When I was reading a copy of
Lear's
in the Miami Beach sun, I chanced upon an article titled “The Plot Sickens,” in which Fanny Howe, a college writing instructor, says that the gruesome, pessimistic nature of her students' submissions is like nothing she's seen in twenty-one years of teaching. “To read their work, you'd think they were a generation that was starved, beaten, raped, arrested, addicted, and wartorn. Inexplicable intrusions of random tragedy break up the otherwise good life of the characters,” Howe writes. “The figures in their fictions are victims of hideous violence by accident; they commit crimes, but only for the hell of it; they hate, not understanding why they hate; they are loved or abused or depressed, and don't know why. . . . Randomness rules.”

And Howe seems surprised by what she's reading. For me, and for everyone I know my age, such stories seem normal, peculiarly ordinary. In the world that we live in, randomness does rule. And this lack of order is a debilitating, destabilizing thing. Perhaps what has come to be placed in the catchall category of depression is really a guardedness, a nervousness, a suspicion about intimacy, any of many perfectly natural reactions to a world that seems to be perilously lacking in the basic guarantees that our parents expected: a marriage that would last, employment that was secure, sex that wasn't deadly. It is a cliché at this point to make reference to the economic and social insecurity that is said to characterize a mass of people that's been known collectively as Generation X or twentynothings, but obviously there is a lot of unhappiness going around in this age group, and I can't blame journalists, sociologists, and other observers for trying to make sense of it, for rooting out the causes.

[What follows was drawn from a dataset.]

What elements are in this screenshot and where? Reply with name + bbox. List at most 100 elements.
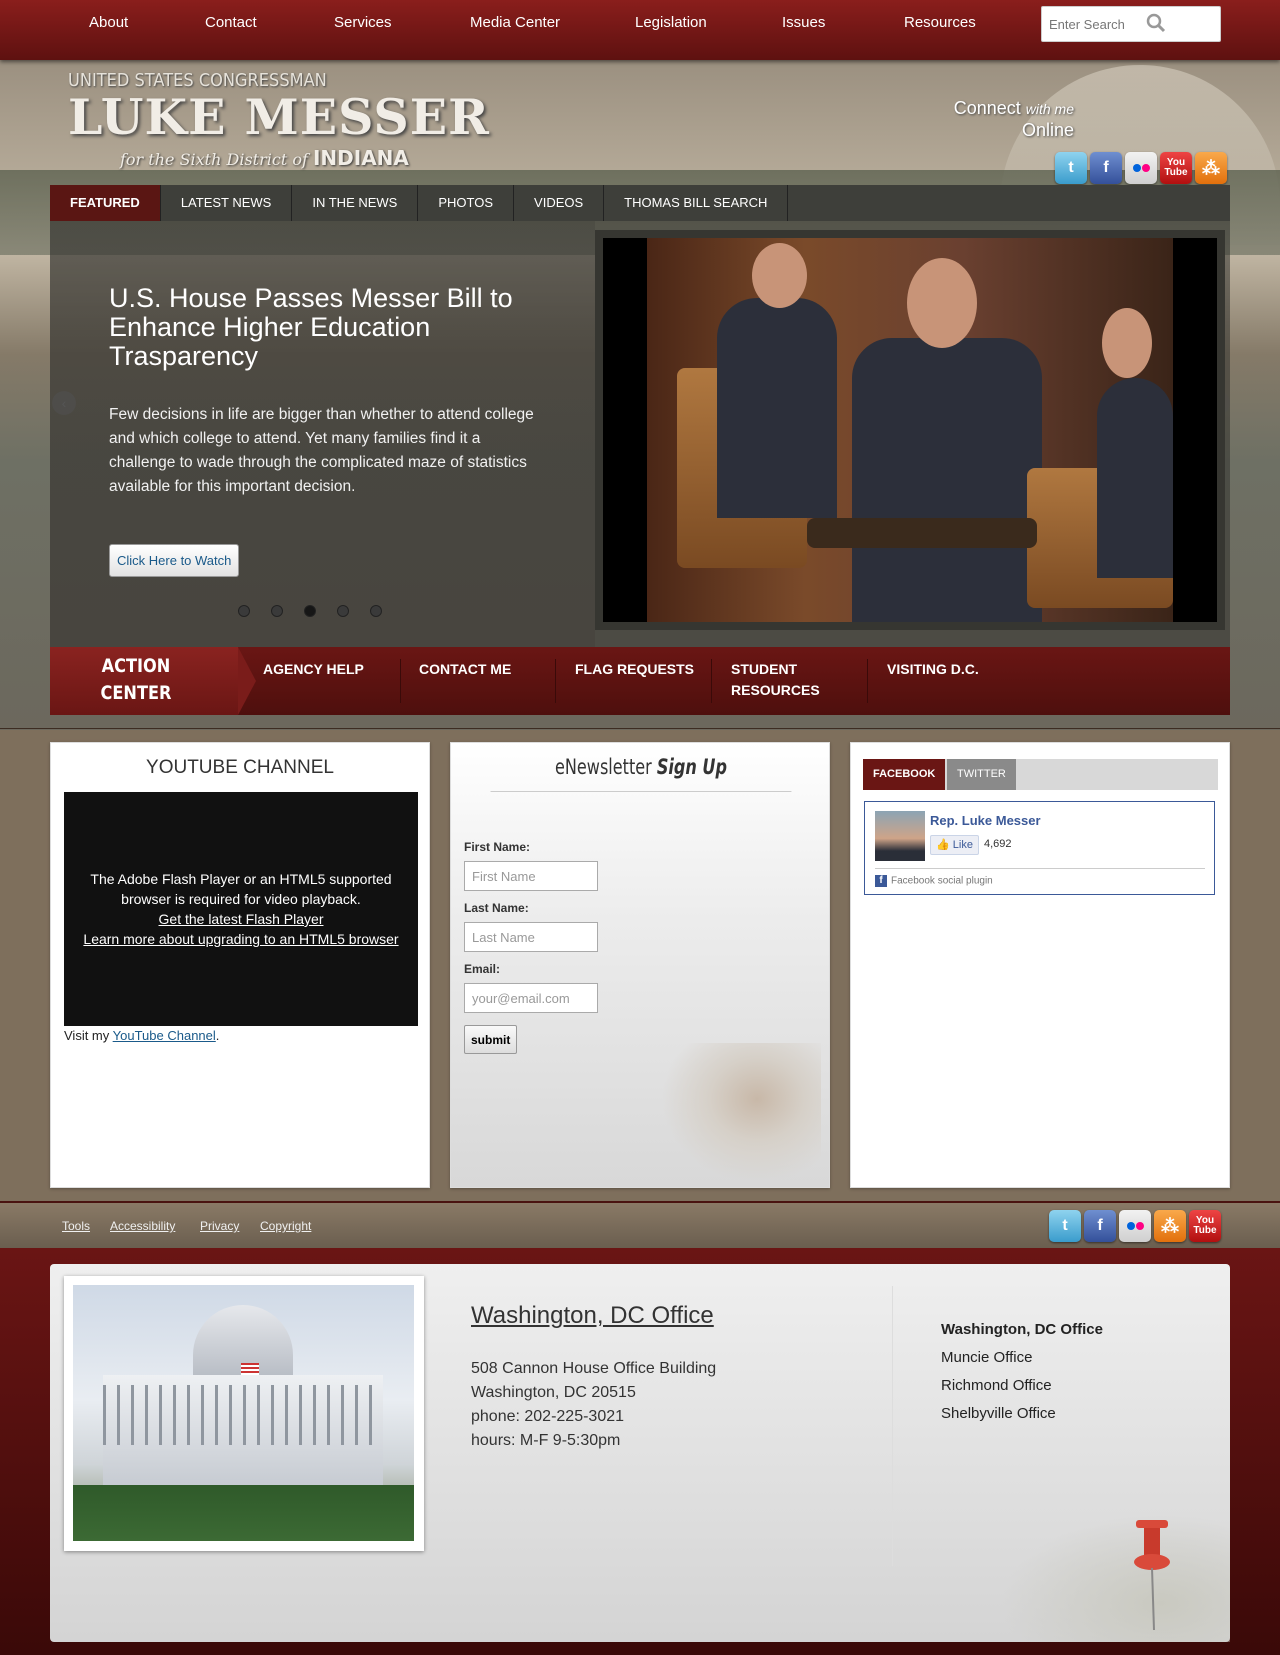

The trouble is that when we get around to solutions, it always seems to come down to Prozac. Or Zoloft or Paxil. Deep clinical depression is a disease, one that not only can, but probably should, be treated with drugs. But a low-grade terminal anomie, a sense of alienation or disgust and detachment, the collective horror at a world that seems to have gone so very wrong, is not a job for antidepressants. The trouble is, the big-picture problems that have so many people down are more or less insoluble: As long as people
can
get divorced they
will
get divorced; America's shrinking economy is not reversible; there is no cure for AIDS. So it starts to seem fairly reasonable to anesthetize ourselves in the best possible way. I would like so much to say that Prozac is preventing many people who are not clinically depressed from finding real antidotes to what Hillary Clinton refers to as “a sleeping sickness of the soul,” but what exactly would those solutions be? I mean, universal health care coverage and a national service draft would be nice, but neither one is going to save us from ourselves. Just as our parents quieted us when we were noisy by putting us in front of the television set, maybe we're now learning to quiet our own adult noise with Prozac.